Weren't there times some evenings--seeing this man scared out of his wits, perhaps talking to members of his family who are grief stricken--when you want to say, 'Let him live. Let's not go through with it.'

I could never say that. The law was in control. The law of the state of Texas, and that was the thing that was told us at the very beginning. This is going to happen whether you are here or not, and I would prefer to stay with him and try to help him and listen to him. And if he needed a Dr. Pepper, get him a Dr. Pepper. If he needed a particular song, I'd find him that song. If he wanted to sing, we'd sing, and I don't sing well. I knew I never had the power to stop it.

Can you think of anything that people miss on this issue of capital punishment?

It's been hashed and rehashed and spoken and studied so much. Today the biggest problem about the whole procedure is the length of time they must wait, between the time they get convicted and the time they carry it out. That to me will always be a problem. They want you to have to stay years and years and years...that's not living. That's really not living.

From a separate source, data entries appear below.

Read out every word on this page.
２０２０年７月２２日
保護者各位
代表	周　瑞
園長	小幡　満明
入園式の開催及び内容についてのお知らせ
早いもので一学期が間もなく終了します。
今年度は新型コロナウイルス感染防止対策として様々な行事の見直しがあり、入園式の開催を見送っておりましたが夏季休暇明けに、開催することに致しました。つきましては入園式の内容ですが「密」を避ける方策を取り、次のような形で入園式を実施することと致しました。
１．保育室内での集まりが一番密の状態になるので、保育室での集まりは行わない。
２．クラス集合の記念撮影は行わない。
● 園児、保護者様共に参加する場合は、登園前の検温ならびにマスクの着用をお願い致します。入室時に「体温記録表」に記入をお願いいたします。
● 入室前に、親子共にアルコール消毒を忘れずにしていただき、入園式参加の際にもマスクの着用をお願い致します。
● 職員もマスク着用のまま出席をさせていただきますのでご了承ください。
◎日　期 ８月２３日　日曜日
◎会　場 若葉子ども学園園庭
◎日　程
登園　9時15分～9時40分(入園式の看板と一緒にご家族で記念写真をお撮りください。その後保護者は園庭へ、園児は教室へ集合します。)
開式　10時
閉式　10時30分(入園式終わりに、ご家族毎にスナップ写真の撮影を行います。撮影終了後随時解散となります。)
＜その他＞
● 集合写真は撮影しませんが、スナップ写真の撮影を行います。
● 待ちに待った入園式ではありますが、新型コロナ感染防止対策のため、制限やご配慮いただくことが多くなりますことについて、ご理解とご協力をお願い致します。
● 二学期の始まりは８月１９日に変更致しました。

That's what some of them say. That the punishment is not the execution, but the waiting.

Oh, so many of them! When they get here, they're relieved. It's like getting it over with. You've been living for a decade and a half knowing that you can't go home. You've got a 5 x 9. And for people of faith who believe in a afterlife, this is a freedom. It's the only freedom these people are going to get. It just takes so long and to me...that's the punishment part. Because everybody's going to die one way or another. But to have to live your last 15 years in a 5 x 9, that's worse, and a lot harder in my opinion.